Working out amid the masterpieces at the Metropolitan Museum of Art

Fist-pumping through the Metropolitan Museum of Art in New York City.

ByABC News
February 11, 2017, 2:12 PM

— -- As a snowstorm was barreling down on Manhattan last Thursday, a group of 15 workout enthusiasts gathered in front of the Great Hall staircase at the iconic Metropolitan Museum of Art. Outfitted in sneakers, leggings and T-shirts, these art devotees were not there to quietly shuffle past the priceless masterpieces. They had signed up to power walk, stretch and fist-pump their way through the museum's 36 galleries and 5 wings.

The "Museum Workout" involves a combination of dance, art and performance. The 8:30 a.m. workout has become so popular that future classes are sold out.

Two dancers from the Monica Bill Barnes & Co. - dressed in sequin dresses and sneakers - get the group to start jogging in place to the Bee Gee’s “Staying’ Alive,” which blares from a speaker carried by a man dressed in a tuxedo.

The 45-minute workout has participants do jumping jacks in front of Perseus with the Head of Medusa, power walk through the Hall of Medieval Arms and Armor and squat in front of John Singer Sargent’s famous portrait of Madam X.

Forbidden Fun

There’s a sense of exhilaration mixed with mischief as participants dance past historic artwork. Museum guards look on, some smiling, some clearly unamused.

“The challenge is to get people to understand what this is,” says Limor Tomer, the MetLiveArts general manager who commissioned the workout. “It’s a deeply emotional kind of exhilarating way to connect to the works of art in the museum - through feeling your body, being in your body, circumventing your intellect and going straight to your heart.”

Dancing through the empty halls that normally see up to 17,000 visitors a day is in itself a remarkable rarity; add in a soundtrack that makes you want to groove and a Shavasana pose at the feet of the gilded Diana statue, and it’s easy to understand why tickets to the Museum Workout have been sold out since it was first announced last April.
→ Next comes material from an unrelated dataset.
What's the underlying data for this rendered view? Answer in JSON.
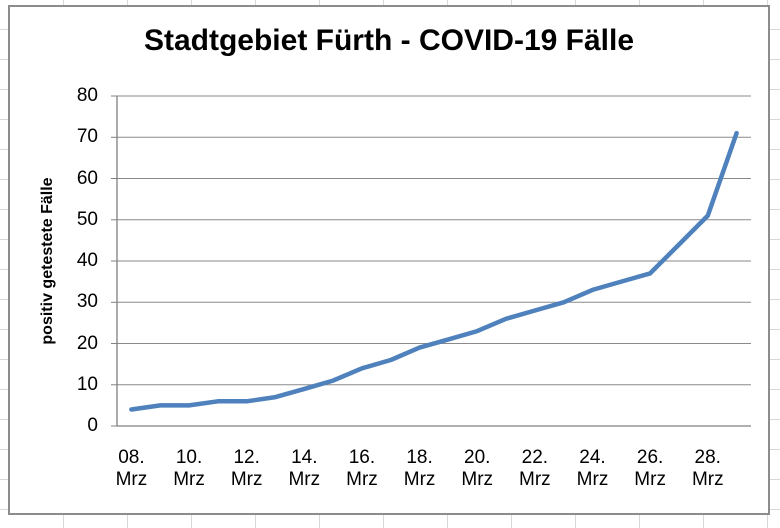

“It feels like the most unintentionally subversive thing to do,” says Robbie Saenz de Viteri, creative producing director of the dance company. “There’s such a culture here that you’re supposed to stand still and you’re supposed to be quiet and supposed to act so buttoned up. Our costumes are trying to match the formality of the museum but we’re trying to go in the opposite direction in what we do.”

Dressed to Kill

Pierre Terjanian, curator in charge of the Arms and Armor Department, says he appreciates the irony of the nimble dancers stretching in front of King Henry VIII of England's rigid armor.

“I find it very interesting as we explore ways of creating new engagement,” Terjanian tells ABC News. “This is a very solemn display ... but at the very least the ability to move around them and see them in the round is how they were meant to be experienced.”

Maira Kalman, an illustrator/author who collaborated with Monica Bill Barnes & Co. to create the program, says she wanted the workout to be like a “glorious walk through nature – only you’re in a museum.”

“It’s a respite from thinking too much,” she says. “The delight of using your body and having your brain have a little vacation.”

Monet to the Mona Lisa

Will this workout be brought to other major museums across America and around the world?

“If the Louvre and Hermitage don’t come calling,” says Kalman, “I think we’ll have to make a few phone calls.”